Energy Cranes was bought by its management weeks before this deal was completed with the support of Close Brothers Private Equity.
John Jordon, Energy Cranes’ chief executive, said he targeted Baricon as it operates in a sector he believes will grow rapidly as industry demand for longer and larger-diameter spooled pipeline installations increases.
Energy Cranes chief financial officer Adrian Bannister said the buy-out provided management with funding to fuel several planned additions to the group. “We are delighted to have completed the Baricon acquisition so soon after the main deal, and now look forward to moving ahead with other acquisition plans while continuing the development of the existing businesses.”
Baricon’s managing director Bill Morrison will continue to manage the business following completion, which will trade as a subsidiary of Energy Cranes.
Morrison said with the financial strength of Energy Cranes the company will grow its export sales operations more rapidly than would have been possible from its own resources.
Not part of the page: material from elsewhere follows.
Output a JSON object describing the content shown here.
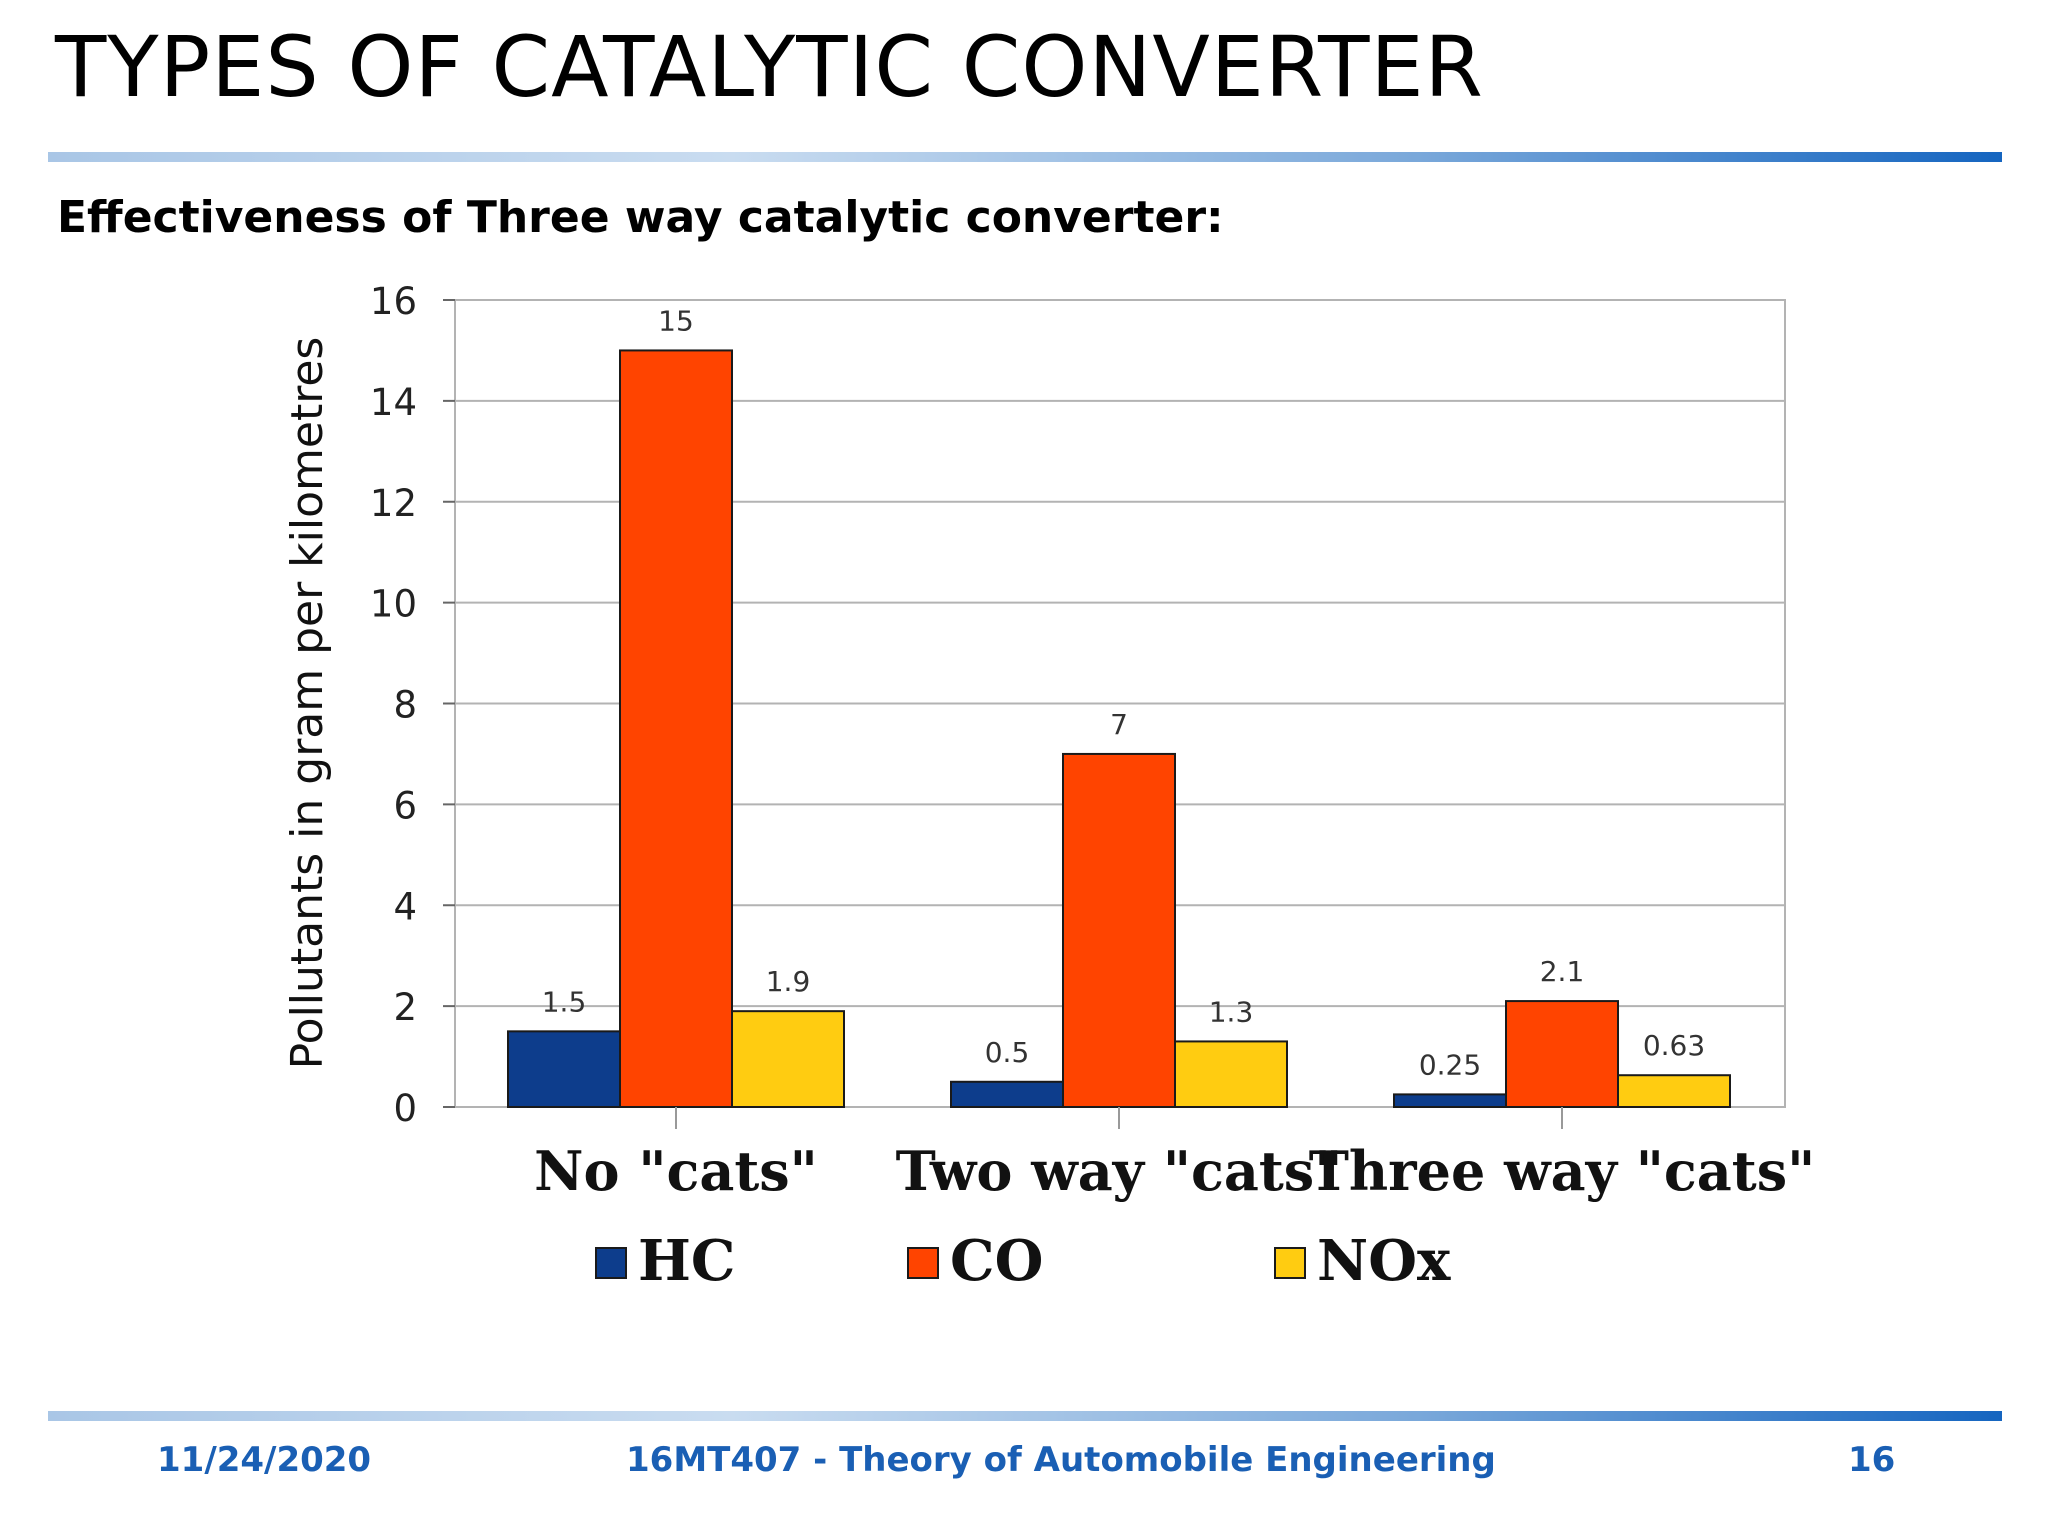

Energy Cranes appointed a team at energy data consultancy Infield Systems to manage commercial and market due diligence on Baricon’s operations.
The firm’s team was led by director of analytical services Will Rowley, who was supported by analysts George Venturas and Ioanna Karra.
Rowley said his team used the firm’s proprietary data and information resources, including the specialist vessel database and OFFPEXTM Market Modelling & Forecasting System, to complete the study.
“We were able to accurately position Baricon within its selected markets and highlight in detail its opportunities and any strategic challenges,” he added. “This ability to accurately position the company allowed Energy Cranes to move the transaction forward quickly and with greater confidence.”
The vendor received financial advice from Acumen Accountants and Advisors, led by Steve Mitchell, head of corporate and commercial.
Mitchell, who was supported by senior tax manager Andy Bain, said Baricon is a long-standing audit client of the firm.
“There was a tight deadline to meet to ensure the deal was completed before 5 April so that the vendor could take advantage of business asset taper relief before the CGT changes took effect,” he added.
Aberdeen-based Energy Cranes has 2,000 employees at 19 locations across six continents. Its subsidiaries include Sparrows Offshore and Aberdeen Hydraulics.
Baricon was established in 1988 and has developed a range of carousels and tensioner systems for the storage and deployment of sub-sea pipelines, flowlines, control lines and cables.